January 7, 2020
Startup businesses all over the world are experiencing a boom in various industries ranging from manufacturing, transportation, hospitality and even the financial industry. In Nigeria, there has been significant increase in small businesses. It is also important to note that small businesses make up a very large portion of the Nigerian economy. Startups have influenced innovation and contributed to the economy in various industries. The Founders of such business in Nigeria focus on creating innovative ways of providing solutions to perceived problems while relying heavily on the use of technology. Nigeria, being an emerging economy, provides viable market for startups to thrive. Despite all these, research has shown that only 30% of startups will make it to their tenth year based on several reasons. Some of such failures range from wrong business model to no market for product, poor financial management, ignoring tax compliance etc.
This article however focuses on problems resultant from poor understanding of financial and tax management for startup businesses in Nigeria. Most times, startups fail to keep proper financial records of their business from inception. The Founders focus primarily on the product and market development, but fail to understand the underlying financial flow of the business. This is key to success of the financial and tax management of the business. Owners of these businesses fail to see financial and tax management as a tool necessary to build the foundation of their businesses. Thus, they do not allocate adequate and sufficient resources to bookkeeping and finance department.

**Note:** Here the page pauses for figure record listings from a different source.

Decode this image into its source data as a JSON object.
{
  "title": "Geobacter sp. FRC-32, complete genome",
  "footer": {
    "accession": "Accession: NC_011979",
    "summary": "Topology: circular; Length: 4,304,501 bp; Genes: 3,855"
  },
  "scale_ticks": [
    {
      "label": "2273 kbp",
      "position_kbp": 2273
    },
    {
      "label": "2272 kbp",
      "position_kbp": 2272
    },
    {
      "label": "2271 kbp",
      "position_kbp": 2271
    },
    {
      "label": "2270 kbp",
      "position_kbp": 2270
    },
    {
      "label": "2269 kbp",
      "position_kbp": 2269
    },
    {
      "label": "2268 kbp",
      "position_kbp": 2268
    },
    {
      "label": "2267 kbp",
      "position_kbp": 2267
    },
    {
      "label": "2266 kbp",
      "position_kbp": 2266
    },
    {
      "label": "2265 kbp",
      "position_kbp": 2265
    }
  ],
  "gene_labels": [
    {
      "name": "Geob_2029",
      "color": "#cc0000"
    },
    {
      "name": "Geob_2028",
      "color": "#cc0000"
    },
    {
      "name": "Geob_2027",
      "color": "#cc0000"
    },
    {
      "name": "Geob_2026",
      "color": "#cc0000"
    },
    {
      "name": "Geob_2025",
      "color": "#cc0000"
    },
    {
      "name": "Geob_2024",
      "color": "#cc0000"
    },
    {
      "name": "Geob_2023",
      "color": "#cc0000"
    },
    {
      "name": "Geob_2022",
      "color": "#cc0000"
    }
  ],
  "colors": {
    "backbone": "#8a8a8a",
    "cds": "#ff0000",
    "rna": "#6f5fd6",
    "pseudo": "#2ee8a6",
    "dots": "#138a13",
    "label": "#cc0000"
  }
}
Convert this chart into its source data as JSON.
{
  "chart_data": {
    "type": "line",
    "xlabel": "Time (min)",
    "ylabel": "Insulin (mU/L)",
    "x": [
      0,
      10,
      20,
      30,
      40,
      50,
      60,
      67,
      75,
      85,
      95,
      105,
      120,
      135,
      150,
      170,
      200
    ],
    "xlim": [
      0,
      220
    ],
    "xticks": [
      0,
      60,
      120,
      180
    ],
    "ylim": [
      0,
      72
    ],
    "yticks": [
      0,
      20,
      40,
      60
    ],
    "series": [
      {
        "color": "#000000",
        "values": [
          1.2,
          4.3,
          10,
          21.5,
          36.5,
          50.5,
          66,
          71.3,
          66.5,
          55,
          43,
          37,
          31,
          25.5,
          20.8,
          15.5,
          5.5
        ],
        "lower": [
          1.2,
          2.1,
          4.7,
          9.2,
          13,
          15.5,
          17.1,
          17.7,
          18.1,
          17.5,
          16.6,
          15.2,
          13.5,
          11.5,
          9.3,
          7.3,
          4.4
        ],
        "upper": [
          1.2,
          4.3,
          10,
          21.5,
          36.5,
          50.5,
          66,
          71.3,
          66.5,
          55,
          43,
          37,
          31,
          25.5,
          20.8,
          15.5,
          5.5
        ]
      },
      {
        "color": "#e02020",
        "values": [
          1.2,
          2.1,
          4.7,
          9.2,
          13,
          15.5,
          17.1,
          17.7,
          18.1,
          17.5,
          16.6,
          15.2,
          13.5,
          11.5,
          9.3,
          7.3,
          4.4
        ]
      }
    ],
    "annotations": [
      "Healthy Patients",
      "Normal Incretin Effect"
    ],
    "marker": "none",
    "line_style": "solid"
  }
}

Importance of Financial and Tax Management
Most startups rely heavily on investors, whether Angel investors or Venture Capitalist (VC) in raising funds to develop their products and services, grow their business and limit their investment risk in series of investment rounds. However, Investors majorly depend on Financial Statement (FS) to determine whether the business is viable for investment. Therefore, startups must keep records of all transactions which will be analysed into reliable and meaningful financial information for investors to make decision.
Proper financial management also provides sufficient information to help startups determine their tax liabilities and implement a favorable tax plan for their business. Often times, most startups fail to comply with tax laws and regulations largely due to lack of financial information. Some others even fail to register for federal and state taxes. As the business continues to grow with huge profit, the businesses are exposed to large tax liabilities and penalties, which may eventually cripple the survival of the business.